A principal preocupação está no consumo habitual de açúcares adicionados, presentes especialmente em doces, refrigerantes, bebidas açucaradas e produtos ultraprocessados. A recomendação é priorizar alimentos in natura ou minimamente processados, sem adotar restrições radicais ou dietas sem orientação profissional.

“Os achados não justificam medidas radicais nem devem ser interpretados como motivo de culpa para as famílias. A principal mensagem é preventiva: durante os primeiros anos de vida, recomenda-se priorizar uma alimentação baseada em alimentos in natura ou minimamente processados e evitar a introdução precoce de produtos com alto teor de açúcares adicionados. Mais do que restringir um único nutriente, o objetivo é favorecer um padrão alimentar capaz de sustentar o desenvolvimento saudável do cérebro e do organismo como um todo.”, orienta Dr. José Israel.

Outros trabalhos científicos também relacionam padrões alimentares equilibrados a uma proteção maior do sistema neurológico. Um dos exemplos é a dieta Mind, que combina princípios das dietas mediterrânea e Dash e incentiva o consumo de verduras, frutas vermelhas, grãos integrais, peixes, azeite de oliva e castanhas. Pesquisas associam esse padrão a menores riscos de neurodegeneração, mortalidade e envelhecimento biológico acelerado.
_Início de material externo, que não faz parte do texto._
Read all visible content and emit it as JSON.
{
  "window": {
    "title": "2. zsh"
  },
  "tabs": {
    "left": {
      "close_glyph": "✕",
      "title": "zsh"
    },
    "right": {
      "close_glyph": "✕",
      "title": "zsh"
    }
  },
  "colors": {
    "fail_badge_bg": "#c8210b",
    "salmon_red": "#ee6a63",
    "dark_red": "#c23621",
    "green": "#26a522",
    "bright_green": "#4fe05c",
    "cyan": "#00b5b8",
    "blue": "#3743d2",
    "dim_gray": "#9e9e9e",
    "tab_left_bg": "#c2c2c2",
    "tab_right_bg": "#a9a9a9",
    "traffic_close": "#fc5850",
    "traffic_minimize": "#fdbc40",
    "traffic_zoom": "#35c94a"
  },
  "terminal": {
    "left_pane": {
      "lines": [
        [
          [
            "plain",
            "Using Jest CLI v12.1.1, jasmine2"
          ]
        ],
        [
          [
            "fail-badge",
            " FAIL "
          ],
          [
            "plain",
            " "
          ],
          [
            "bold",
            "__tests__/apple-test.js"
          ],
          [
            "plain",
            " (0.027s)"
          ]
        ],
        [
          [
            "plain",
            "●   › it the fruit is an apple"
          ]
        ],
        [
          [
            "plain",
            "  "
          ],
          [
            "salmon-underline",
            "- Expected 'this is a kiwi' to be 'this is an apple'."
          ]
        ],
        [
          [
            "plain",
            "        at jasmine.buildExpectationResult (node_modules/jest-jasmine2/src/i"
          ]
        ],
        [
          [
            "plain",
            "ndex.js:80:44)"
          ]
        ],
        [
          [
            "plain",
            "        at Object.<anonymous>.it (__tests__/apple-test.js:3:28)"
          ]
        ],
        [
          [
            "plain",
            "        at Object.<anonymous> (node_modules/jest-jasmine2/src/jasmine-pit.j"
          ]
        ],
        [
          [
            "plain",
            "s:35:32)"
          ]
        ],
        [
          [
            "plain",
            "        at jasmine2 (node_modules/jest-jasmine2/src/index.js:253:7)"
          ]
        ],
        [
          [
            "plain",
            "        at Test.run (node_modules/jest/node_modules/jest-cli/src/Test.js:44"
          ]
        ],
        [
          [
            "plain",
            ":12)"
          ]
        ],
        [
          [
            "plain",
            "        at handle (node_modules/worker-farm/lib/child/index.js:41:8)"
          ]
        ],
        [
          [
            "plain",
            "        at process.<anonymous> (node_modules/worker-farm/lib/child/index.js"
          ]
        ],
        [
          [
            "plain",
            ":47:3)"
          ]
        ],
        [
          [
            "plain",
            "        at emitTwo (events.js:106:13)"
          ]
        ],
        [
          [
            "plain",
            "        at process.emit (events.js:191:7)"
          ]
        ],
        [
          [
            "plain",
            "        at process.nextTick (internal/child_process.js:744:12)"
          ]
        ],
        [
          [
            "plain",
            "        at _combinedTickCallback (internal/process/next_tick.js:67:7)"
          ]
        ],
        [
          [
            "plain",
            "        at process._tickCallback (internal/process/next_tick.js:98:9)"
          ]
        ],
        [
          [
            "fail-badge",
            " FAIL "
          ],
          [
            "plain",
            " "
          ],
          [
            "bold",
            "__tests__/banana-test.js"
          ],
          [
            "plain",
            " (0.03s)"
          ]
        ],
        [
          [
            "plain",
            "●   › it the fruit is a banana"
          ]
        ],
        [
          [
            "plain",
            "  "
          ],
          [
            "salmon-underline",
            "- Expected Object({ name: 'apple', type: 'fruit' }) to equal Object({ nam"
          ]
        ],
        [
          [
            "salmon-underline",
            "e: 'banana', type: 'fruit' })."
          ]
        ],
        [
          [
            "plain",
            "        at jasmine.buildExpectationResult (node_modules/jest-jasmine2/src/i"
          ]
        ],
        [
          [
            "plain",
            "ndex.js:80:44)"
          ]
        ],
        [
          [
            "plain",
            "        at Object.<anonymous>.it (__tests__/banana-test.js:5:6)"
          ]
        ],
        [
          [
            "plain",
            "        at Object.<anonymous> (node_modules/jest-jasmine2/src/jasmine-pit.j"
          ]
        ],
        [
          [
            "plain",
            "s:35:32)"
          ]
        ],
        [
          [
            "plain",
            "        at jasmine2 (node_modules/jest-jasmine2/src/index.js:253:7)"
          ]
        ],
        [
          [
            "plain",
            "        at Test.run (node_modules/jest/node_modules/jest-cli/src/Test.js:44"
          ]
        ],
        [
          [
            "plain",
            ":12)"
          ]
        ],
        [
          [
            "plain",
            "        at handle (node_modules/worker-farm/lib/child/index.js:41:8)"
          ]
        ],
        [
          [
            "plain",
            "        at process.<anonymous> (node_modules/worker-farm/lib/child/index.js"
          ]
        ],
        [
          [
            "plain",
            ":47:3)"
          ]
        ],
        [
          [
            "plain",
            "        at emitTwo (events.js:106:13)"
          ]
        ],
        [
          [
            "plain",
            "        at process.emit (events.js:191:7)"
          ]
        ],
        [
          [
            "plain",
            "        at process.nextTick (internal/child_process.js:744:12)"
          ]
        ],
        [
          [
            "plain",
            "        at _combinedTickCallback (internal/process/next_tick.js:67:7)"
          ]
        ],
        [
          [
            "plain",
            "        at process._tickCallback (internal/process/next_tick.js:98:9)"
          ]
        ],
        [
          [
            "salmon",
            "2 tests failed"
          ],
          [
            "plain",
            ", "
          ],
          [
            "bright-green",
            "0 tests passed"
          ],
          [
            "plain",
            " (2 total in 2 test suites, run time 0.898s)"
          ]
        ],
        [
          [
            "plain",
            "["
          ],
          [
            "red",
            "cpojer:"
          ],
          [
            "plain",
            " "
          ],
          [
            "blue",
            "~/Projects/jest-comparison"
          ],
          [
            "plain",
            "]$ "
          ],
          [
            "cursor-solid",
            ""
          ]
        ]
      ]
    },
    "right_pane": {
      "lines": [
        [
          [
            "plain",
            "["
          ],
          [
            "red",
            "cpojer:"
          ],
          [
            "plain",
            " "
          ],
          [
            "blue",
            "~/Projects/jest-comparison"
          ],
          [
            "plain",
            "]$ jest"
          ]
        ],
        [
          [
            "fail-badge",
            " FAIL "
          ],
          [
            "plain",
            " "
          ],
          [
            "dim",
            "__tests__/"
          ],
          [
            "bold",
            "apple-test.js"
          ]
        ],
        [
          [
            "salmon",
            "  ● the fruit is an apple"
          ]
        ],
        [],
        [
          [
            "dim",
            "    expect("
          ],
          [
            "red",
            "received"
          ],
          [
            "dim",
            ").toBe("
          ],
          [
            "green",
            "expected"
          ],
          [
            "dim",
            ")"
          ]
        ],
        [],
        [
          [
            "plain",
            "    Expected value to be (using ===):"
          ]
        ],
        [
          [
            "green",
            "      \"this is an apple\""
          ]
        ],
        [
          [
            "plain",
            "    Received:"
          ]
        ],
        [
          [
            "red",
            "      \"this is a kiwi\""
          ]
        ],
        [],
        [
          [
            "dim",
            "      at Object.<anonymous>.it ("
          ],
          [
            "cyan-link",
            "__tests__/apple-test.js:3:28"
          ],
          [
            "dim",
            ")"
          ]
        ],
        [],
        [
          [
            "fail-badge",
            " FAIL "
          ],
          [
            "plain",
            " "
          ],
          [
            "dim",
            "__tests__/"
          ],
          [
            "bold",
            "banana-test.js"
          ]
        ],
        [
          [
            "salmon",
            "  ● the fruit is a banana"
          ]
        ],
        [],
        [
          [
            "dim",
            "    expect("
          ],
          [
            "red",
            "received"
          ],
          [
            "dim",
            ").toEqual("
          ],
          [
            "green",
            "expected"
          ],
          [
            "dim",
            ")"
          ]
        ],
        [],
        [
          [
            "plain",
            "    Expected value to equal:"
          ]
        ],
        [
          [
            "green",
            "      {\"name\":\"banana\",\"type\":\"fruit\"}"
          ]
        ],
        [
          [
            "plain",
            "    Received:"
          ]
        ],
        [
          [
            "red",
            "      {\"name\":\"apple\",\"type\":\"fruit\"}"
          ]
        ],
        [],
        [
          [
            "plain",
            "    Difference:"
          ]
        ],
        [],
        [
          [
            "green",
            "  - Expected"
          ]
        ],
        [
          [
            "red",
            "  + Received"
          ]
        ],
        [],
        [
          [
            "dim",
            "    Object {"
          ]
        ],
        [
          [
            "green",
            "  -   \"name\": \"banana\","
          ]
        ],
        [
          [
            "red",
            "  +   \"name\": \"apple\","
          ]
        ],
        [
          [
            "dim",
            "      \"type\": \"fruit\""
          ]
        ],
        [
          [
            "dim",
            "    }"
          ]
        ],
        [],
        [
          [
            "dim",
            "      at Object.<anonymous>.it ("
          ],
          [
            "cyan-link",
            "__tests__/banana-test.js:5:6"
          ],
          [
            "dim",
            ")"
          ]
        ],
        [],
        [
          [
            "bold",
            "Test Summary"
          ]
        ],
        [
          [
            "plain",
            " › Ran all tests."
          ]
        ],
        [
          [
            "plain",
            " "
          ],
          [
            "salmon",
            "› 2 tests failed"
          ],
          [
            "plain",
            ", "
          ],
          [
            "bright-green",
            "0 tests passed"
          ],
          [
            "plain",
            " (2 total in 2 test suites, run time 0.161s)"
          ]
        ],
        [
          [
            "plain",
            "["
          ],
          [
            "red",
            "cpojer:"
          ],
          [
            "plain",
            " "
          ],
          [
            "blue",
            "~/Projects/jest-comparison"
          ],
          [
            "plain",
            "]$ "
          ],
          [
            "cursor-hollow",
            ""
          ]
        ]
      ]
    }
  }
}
A substituição do açúcar por adoçantes artificiais também exige cautela. Essas substâncias não devem ser consideradas automaticamente inofensivas. Uma pesquisa brasileira que acompanhou mais de 12 mil pessoas durante oito anos identificou uma associação entre o consumo elevado de adoçantes e uma taxa 62% maior de declínio cognitivo global.

Para o Dr. José Israel, os dados ajudam a ampliar a compreensão sobre a prevenção das doenças neurodegenerativas, mostrando que a proteção do cérebro não depende apenas de cuidados adotados durante a velhice.

“A saúde cerebral não começa a ser construída na terceira idade. Ela é resultado da interação entre fatores que atuam ao longo de toda a vida, como alimentação, prática regular de atividade física, qualidade do sono, controle dos fatores de risco cardiovasculares e estímulo cognitivo e social. Quanto mais precocemente esses hábitos são incorporados, maior tende a ser a reserva cognitiva e, potencialmente, a capacidade do cérebro de enfrentar o processo de envelhecimento.”, conclui.